Do you want to raise backyard chickens? (spacing requirements and feeding)

“The bill that we have introduced has minimum safety requirements for the chickens.” Breen said. “When you combine those minimum space requirements with the normal setbacks that we have for things like sheds and dog houses, there probably might be some yards in Philadelphia that will not be able to accommodate it. But, I live in a space in Northeast Philadelphia. I would say I have a pretty standard yard in this neighborhood.  And, that’s more than enough space for my chickens. In their indoor area they need at least one square foot, that’s a little bit tight, but one they can get by on.  You can have two [feet] in their outdoor area, maybe one square yard. I try to keep them at one foot inside, one yard outside. So if you’re going to have three chickens you need nine square yards. That is a nice square feet I would say if you have a space, you know 10 by 10. And then around 12 by 12 yard.”

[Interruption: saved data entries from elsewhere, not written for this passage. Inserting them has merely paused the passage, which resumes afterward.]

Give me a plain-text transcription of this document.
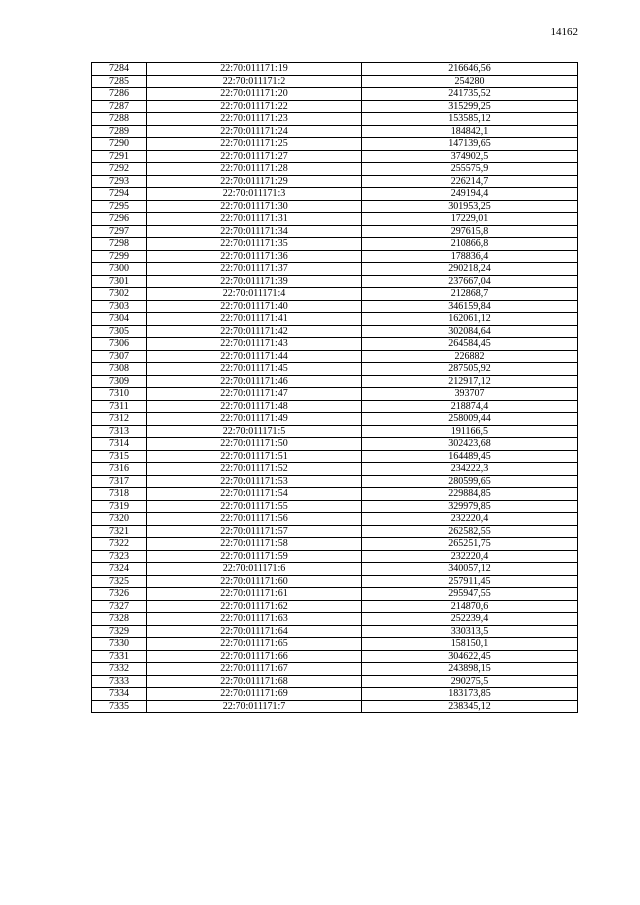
14162
7284	22:70:011171:19	216646,56
7285	22:70:011171:2	254280
7286	22:70:011171:20	241735,52
7287	22:70:011171:22	315299,25
7288	22:70:011171:23	153585,12
7289	22:70:011171:24	184842,1
7290	22:70:011171:25	147139,65
7291	22:70:011171:27	374902,5
7292	22:70:011171:28	255575,9
7293	22:70:011171:29	226214,7
7294	22:70:011171:3	249194,4
7295	22:70:011171:30	301953,25
7296	22:70:011171:31	17229,01
7297	22:70:011171:34	297615,8
7298	22:70:011171:35	210866,8
7299	22:70:011171:36	178836,4
7300	22:70:011171:37	290218,24
7301	22:70:011171:39	237667,04
7302	22:70:011171:4	212868,7
7303	22:70:011171:40	346159,84
7304	22:70:011171:41	162061,12
7305	22:70:011171:42	302084,64
7306	22:70:011171:43	264584,45
7307	22:70:011171:44	226882
7308	22:70:011171:45	287505,92
7309	22:70:011171:46	212917,12
7310	22:70:011171:47	393707
7311	22:70:011171:48	218874,4
7312	22:70:011171:49	258009,44
7313	22:70:011171:5	191166,5
7314	22:70:011171:50	302423,68
7315	22:70:011171:51	164489,45
7316	22:70:011171:52	234222,3
7317	22:70:011171:53	280599,65
7318	22:70:011171:54	229884,85
7319	22:70:011171:55	329979,85
7320	22:70:011171:56	232220,4
7321	22:70:011171:57	262582,55
7322	22:70:011171:58	265251,75
7323	22:70:011171:59	232220,4
7324	22:70:011171:6	340057,12
7325	22:70:011171:60	257911,45
7326	22:70:011171:61	295947,55
7327	22:70:011171:62	214870,6
7328	22:70:011171:63	252239,4
7329	22:70:011171:64	330313,5
7330	22:70:011171:65	158150,1
7331	22:70:011171:66	304622,45
7332	22:70:011171:67	243898,15
7333	22:70:011171:68	290275,5
7334	22:70:011171:69	183173,85
7335	22:70:011171:7	238345,12
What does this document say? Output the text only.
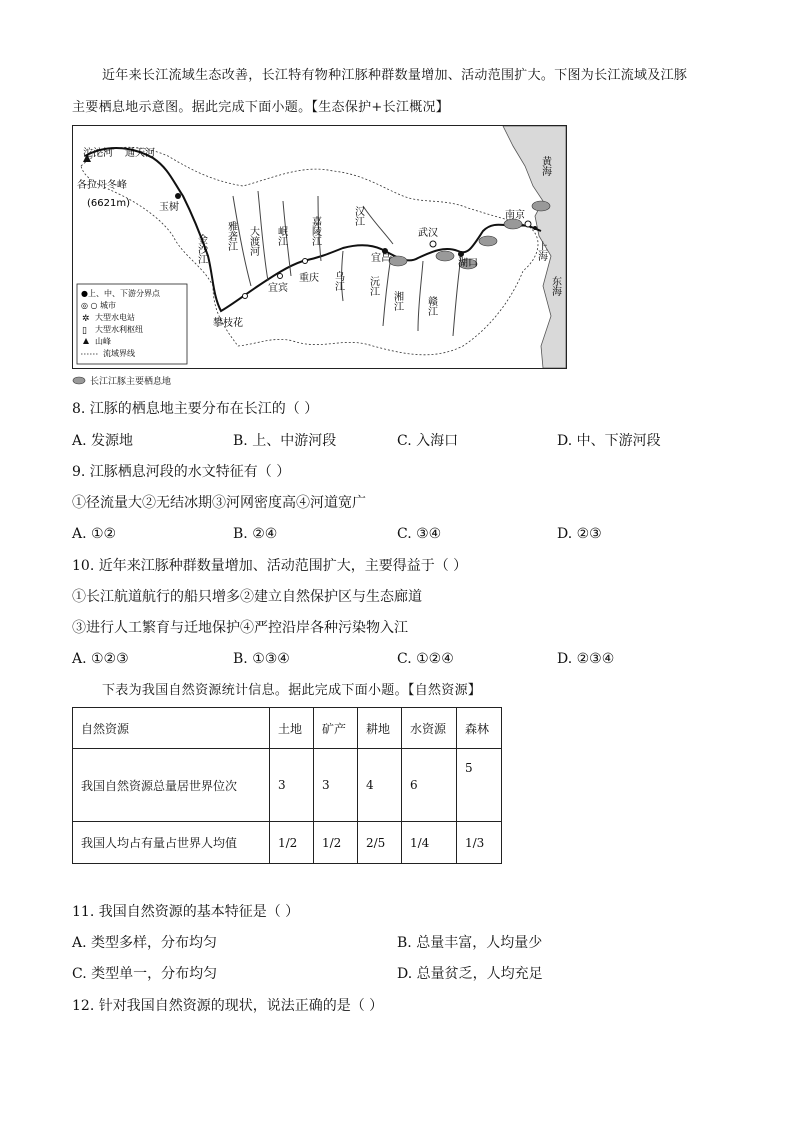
近年来长江流域生态改善，长江特有物种江豚种群数量增加、活动范围扩大。下图为长江流域及江豚
主要栖息地示意图。据此完成下面小题。【生态保护+长江概况】
沱沱河 通天河
各拉丹冬峰
(6621m)	玉树
金沙江 雅砻江 大渡河 岷江 嘉陵江	汉江
乌江 沅江
湘江 赣江
攀枝花
宜宾
重庆
宜昌
武汉
湖口
南京
上海
黄海
东海
●上、中、下游分界点
◎ ○ 城市
大型水电站
大型水利枢纽
山峰
流域界线
✲
▯
长江江豚主要栖息地
8. 江豚的栖息地主要分布在长江的（ ）
A. 发源地	B. 上、中游河段	C. 入海口	D. 中、下游河段
9. 江豚栖息河段的水文特征有（ ）
①径流量大②无结冰期③河网密度高④河道宽广
A. ①②	B. ②④	C. ③④	D. ②③
10. 近年来江豚种群数量增加、活动范围扩大，主要得益于（ ）
①长江航道航行的船只增多②建立自然保护区与生态廊道
③进行人工繁育与迁地保护④严控沿岸各种污染物入江
A. ①②③	B. ①③④	C. ①②④	D. ②③④
下表为我国自然资源统计信息。据此完成下面小题。【自然资源】
自然资源	土地	矿产	耕地	水资源	森林
我国自然资源总量居世界位次	3	3	4	6	5
我国人均占有量占世界人均值	1/2	1/2	2/5	1/4	1/3
11. 我国自然资源的基本特征是（ ）
A. 类型多样，分布均匀	B. 总量丰富，人均量少
C. 类型单一，分布均匀	D. 总量贫乏，人均充足
12. 针对我国自然资源的现状，说法正确的是（ ）
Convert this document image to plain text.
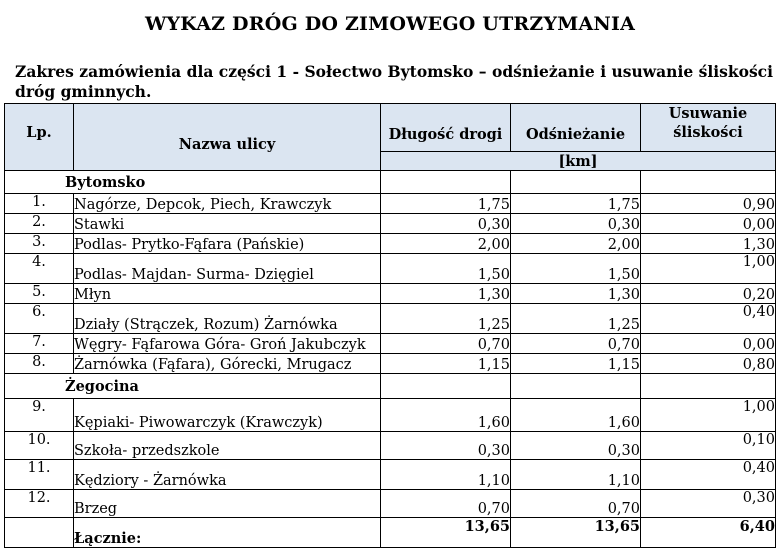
WYKAZ DRÓG DO ZIMOWEGO UTRZYMANIA
Zakres zamówienia dla części 1 - Sołectwo Bytomsko – odśnieżanie i usuwanie śliskości
dróg gminnych.
Lp.	Nazwa ulicy	Długość drogi	Odśnieżanie	Usuwanie
śliskości
		[km]		
Bytomsko				
1.	Nagórze, Depcok, Piech, Krawczyk	1,75	1,75	0,90
2.	Stawki	0,30	0,30	0,00
3.	Podlas- Prytko-Fąfara (Pańskie)	2,00	2,00	1,30
4.	Podlas- Majdan- Surma- Dzięgiel	1,50	1,50	1,00
5.	Młyn	1,30	1,30	0,20
6.	Działy (Strączek, Rozum) Żarnówka	1,25	1,25	0,40
7.	Węgry- Fąfarowa Góra- Groń Jakubczyk	0,70	0,70	0,00
8.	Żarnówka (Fąfara), Górecki, Mrugacz	1,15	1,15	0,80
Żegocina				
9.	Kępiaki- Piwowarczyk (Krawczyk)	1,60	1,60	1,00
10.	Szkoła- przedszkole	0,30	0,30	0,10
11.	Kędziory - Żarnówka	1,10	1,10	0,40
12.	Brzeg	0,70	0,70	0,30
	Łącznie:	13,65	13,65	6,40
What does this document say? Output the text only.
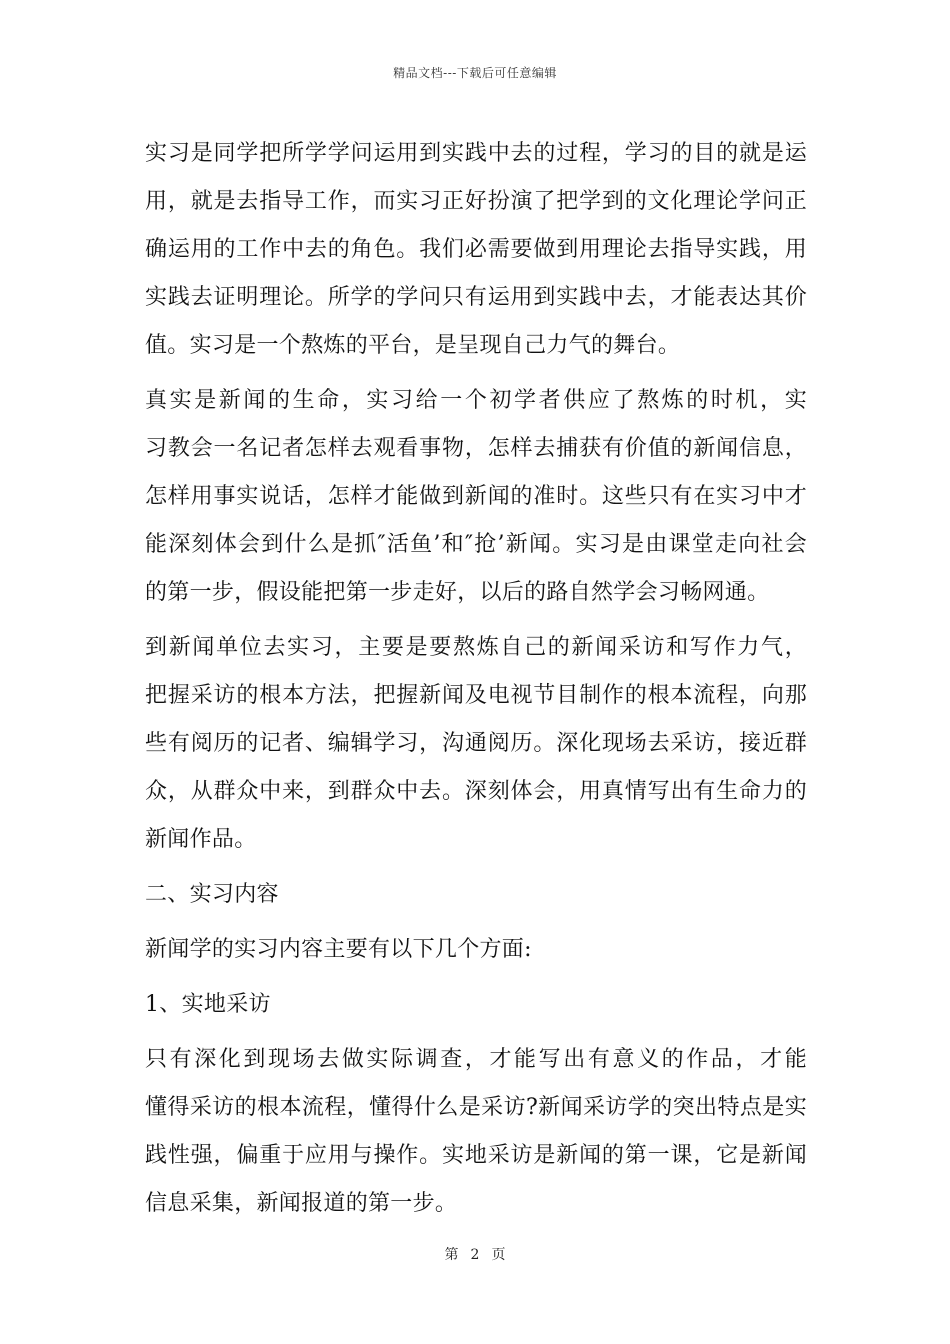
精品文档---下载后可任意编辑
实习是同学把所学学问运用到实践中去的过程，学习的目的就是运
用，就是去指导工作，而实习正好扮演了把学到的文化理论学问正
确运用的工作中去的角色。我们必需要做到用理论去指导实践，用
实践去证明理论。所学的学问只有运用到实践中去，才能表达其价
值。实习是一个熬炼的平台，是呈现自己力气的舞台。
真实是新闻的生命，实习给一个初学者供应了熬炼的时机，实
习教会一名记者怎样去观看事物，怎样去捕获有价值的新闻信息，
怎样用事实说话，怎样才能做到新闻的准时。这些只有在实习中才
能深刻体会到什么是抓″活鱼’和″抢’新闻。实习是由课堂走向社会
的第一步，假设能把第一步走好，以后的路自然学会习畅网通。
到新闻单位去实习，主要是要熬炼自己的新闻采访和写作力气，
把握采访的根本方法，把握新闻及电视节目制作的根本流程，向那
些有阅历的记者、编辑学习，沟通阅历。深化现场去采访，接近群
众，从群众中来，到群众中去。深刻体会，用真情写出有生命力的
新闻作品。
二、实习内容
新闻学的实习内容主要有以下几个方面:
1、实地采访
只有深化到现场去做实际调查，才能写出有意义的作品，才能
懂得采访的根本流程，懂得什么是采访?新闻采访学的突出特点是实
践性强，偏重于应用与操作。实地采访是新闻的第一课，它是新闻
信息采集，新闻报道的第一步。
第 2 页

“My girls are free range,” Ms. V. said. “But in their coop area and their run area, they have a little over 200 square feet. So they have plenty of space to be. You can feed them your scraps from your dinner –and your left leftovers. You can feed them organically.You can feed them all sorts of things.  But, particularly scraps, feeding them scraps will [keep] waste out of the landfills. A lot of people don’t think about that — we throw away so much.”

A few basic backyard chicken tips from Maureen and Ms. V:

-Never buy a rooster. Because of the city’s noise ordinance, these male chickens are not suitable for raising as backyard chickens. They can be loud and also aggressive towards the female hens.

-Same hygiene practices you use for your cats and dogs — same applies for your hens. Always wash your hands after handling or touching your chickens. (Also keep hand sanitizer handy in the backyard).

-For health reasons, never kiss chickens. They are animals, not meant to be kissed.